Implementing Atomic Learning: Day 1 - #edtech

Last week I got the email back from Atomic Learning saying that all of my teachers have been added to their database. It took them less than 24 hours from when I sent in my list of teachers and email addresses to being up and running. They said it might take three days, so I love it when a company gets things done quicker than expected. Tom, my rep with Atomic Learning, sent me an email that outlined how to get things started with my teachers. I had to put all of this aside for a week while I got through the rush of back to school, but now my classes have starting to flow smoothly so I can shift my focus back to Atomic Learning.

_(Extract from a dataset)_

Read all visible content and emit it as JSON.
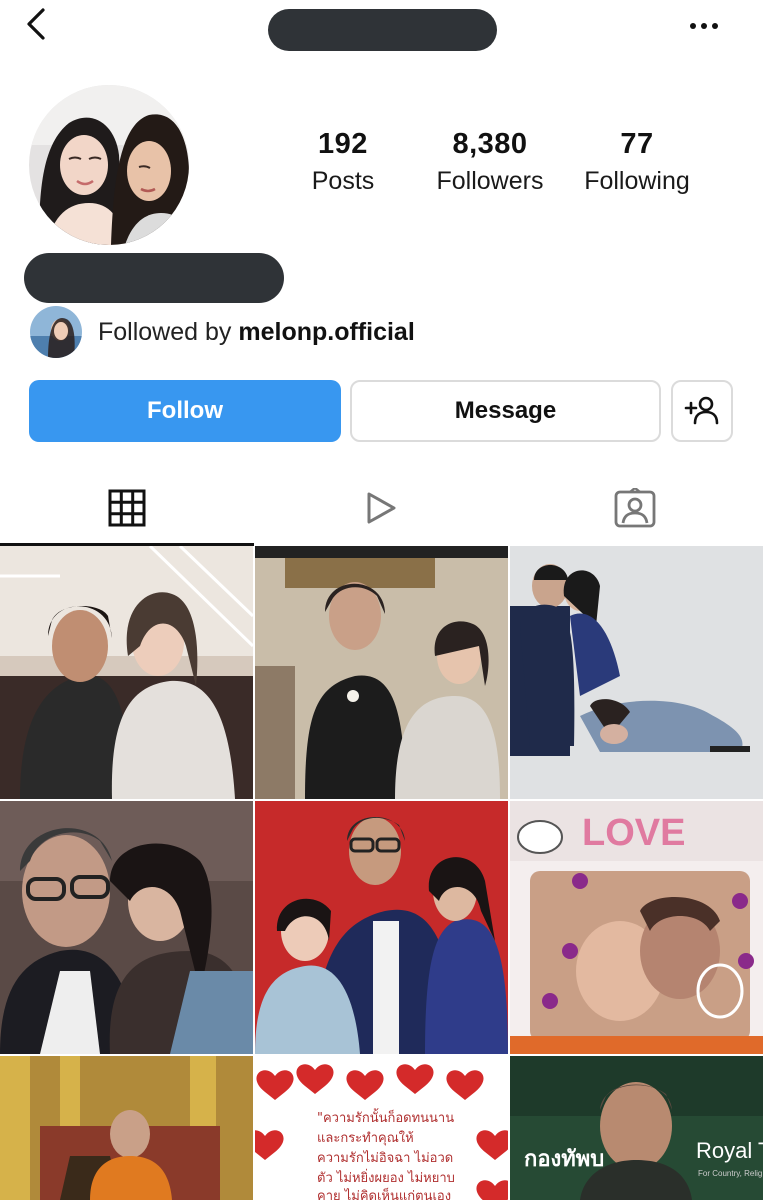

So the first thing I did this afternoon after I logged in was to go to the Support section and then to Getting Started. I found toturials and training on how to implement Atomic Learning in my school. Tom did a good job with his training so I sailed through the video tutorials.

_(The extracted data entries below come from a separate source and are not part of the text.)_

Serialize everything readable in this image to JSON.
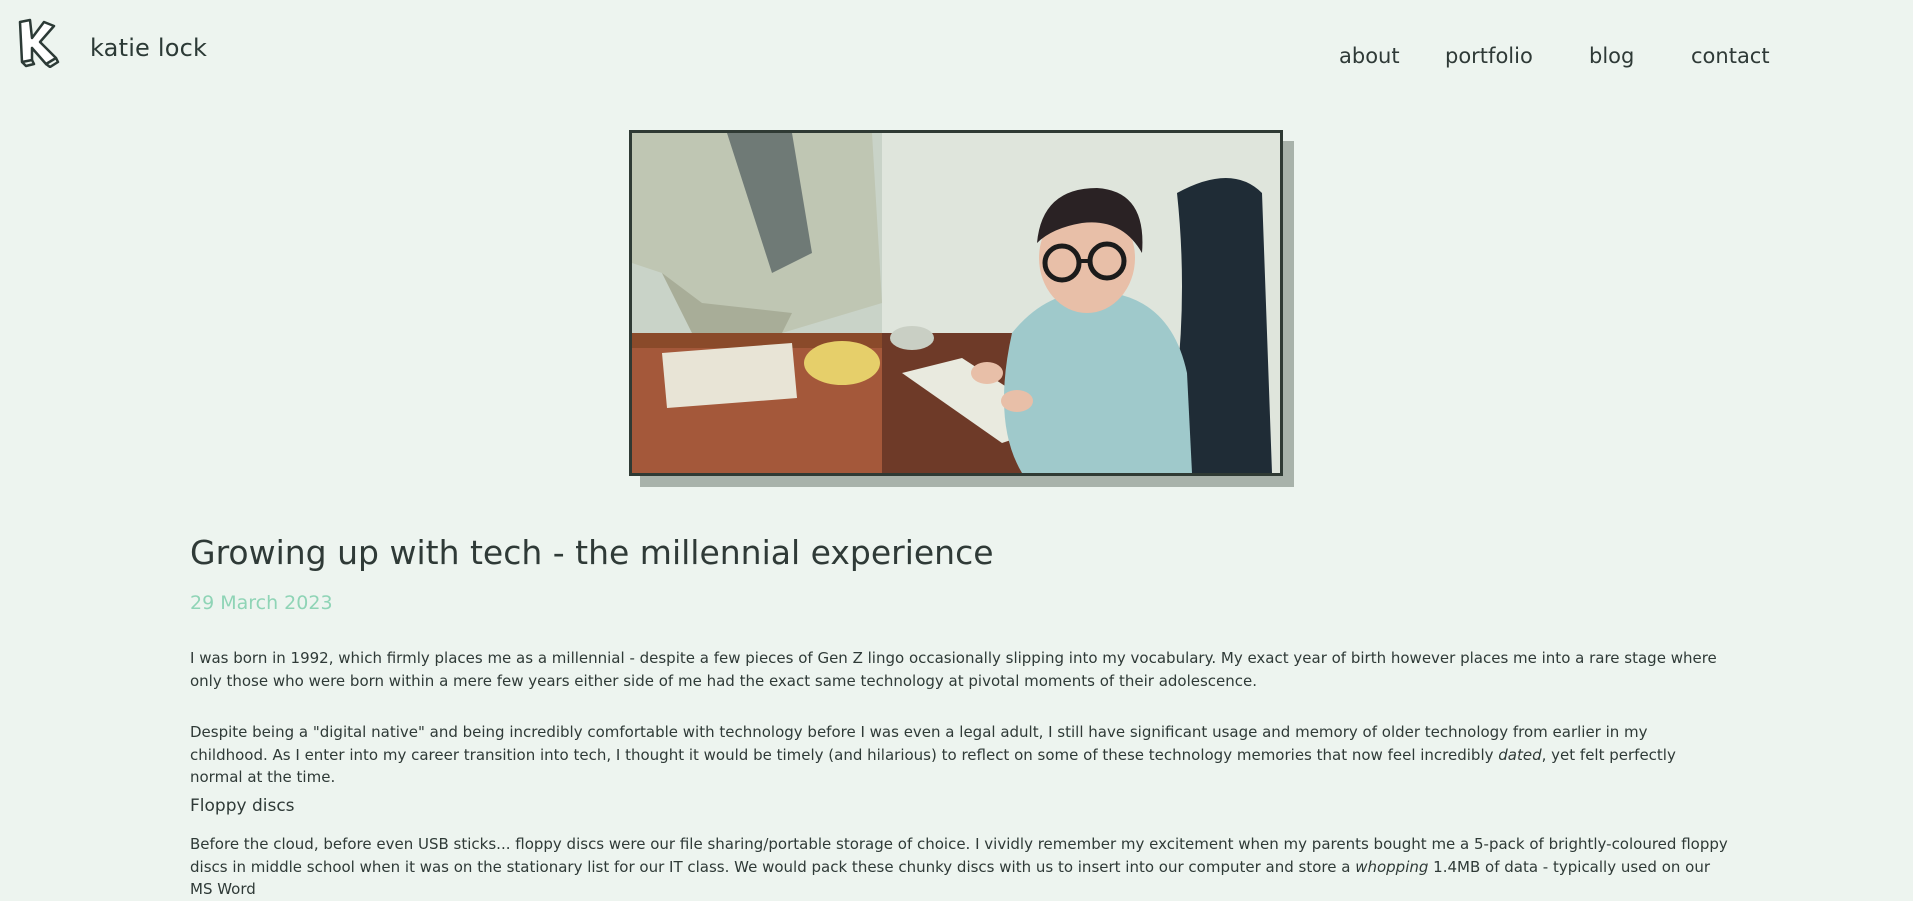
{
  "header": {
    "logo_letter": "K",
    "brand": "katie lock"
  },
  "nav": {
    "items": [
      {
        "label": "about"
      },
      {
        "label": "portfolio"
      },
      {
        "label": "blog"
      },
      {
        "label": "contact"
      }
    ]
  },
  "hero": {
    "alt": "toddler in glasses sitting at a desk typing on a computer keyboard"
  },
  "article": {
    "title": "Growing up with tech - the millennial experience",
    "date": "29 March 2023",
    "p1": "I was born in 1992, which firmly places me as a millennial - despite a few pieces of Gen Z lingo occasionally slipping into my vocabulary. My exact year of birth however places me into a rare stage where only those who were born within a mere few years either side of me had the exact same technology at pivotal moments of their adolescence.",
    "p2_start": "Despite being a \"digital native\" and being incredibly comfortable with technology before I was even a legal adult, I still have significant usage and memory of older technology from earlier in my childhood. As I enter into my career transition into tech, I thought it would be timely (and hilarious) to reflect on some of these technology memories that now feel incredibly ",
    "p2_em": "dated",
    "p2_end": ", yet felt perfectly normal at the time.",
    "section_heading": "Floppy discs",
    "p3_start": "Before the cloud, before even USB sticks... floppy discs were our file sharing/portable storage of choice. I vividly remember my excitement when my parents bought me a 5-pack of brightly-coloured floppy discs in middle school when it was on the stationary list for our IT class. We would pack these chunky discs with us to insert into our computer and store a ",
    "p3_em": "whopping",
    "p3_end": " 1.4MB of data - typically used on our MS Word"
  },
  "colors": {
    "background": "#edf4ef",
    "text": "#2f3a37",
    "date": "#8fd4b6"
  }
}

The next thing I did was print out the 21st Century Skills Professional Develpment Worksheet. It is a simple one page worksheet that took me less than 5 minutes to fill out. I probably could have breezed through the worksheet in 90 seconds, but I want to do this right, so I spend a little time on each question to makes sure that I knew where I wanted all of this to go. The worksheet asked questions like: "Who will participate in the program?"

Next up; a poster to promote using Atomic Learning. I printed up a bunch of their ready-made full-color posters and filled in blanks with my school's information. I am planning on putting one of these in each teacher's mailbox on Monday.

The final thing that I did today was to open on of their sample emails to introduce Atomic Learning to teachers. I copied it and I am planning on emailing it to every teacher this Monday morning. I decided that Friday afternoon is not a good time to introduce and new idea to tired teachers.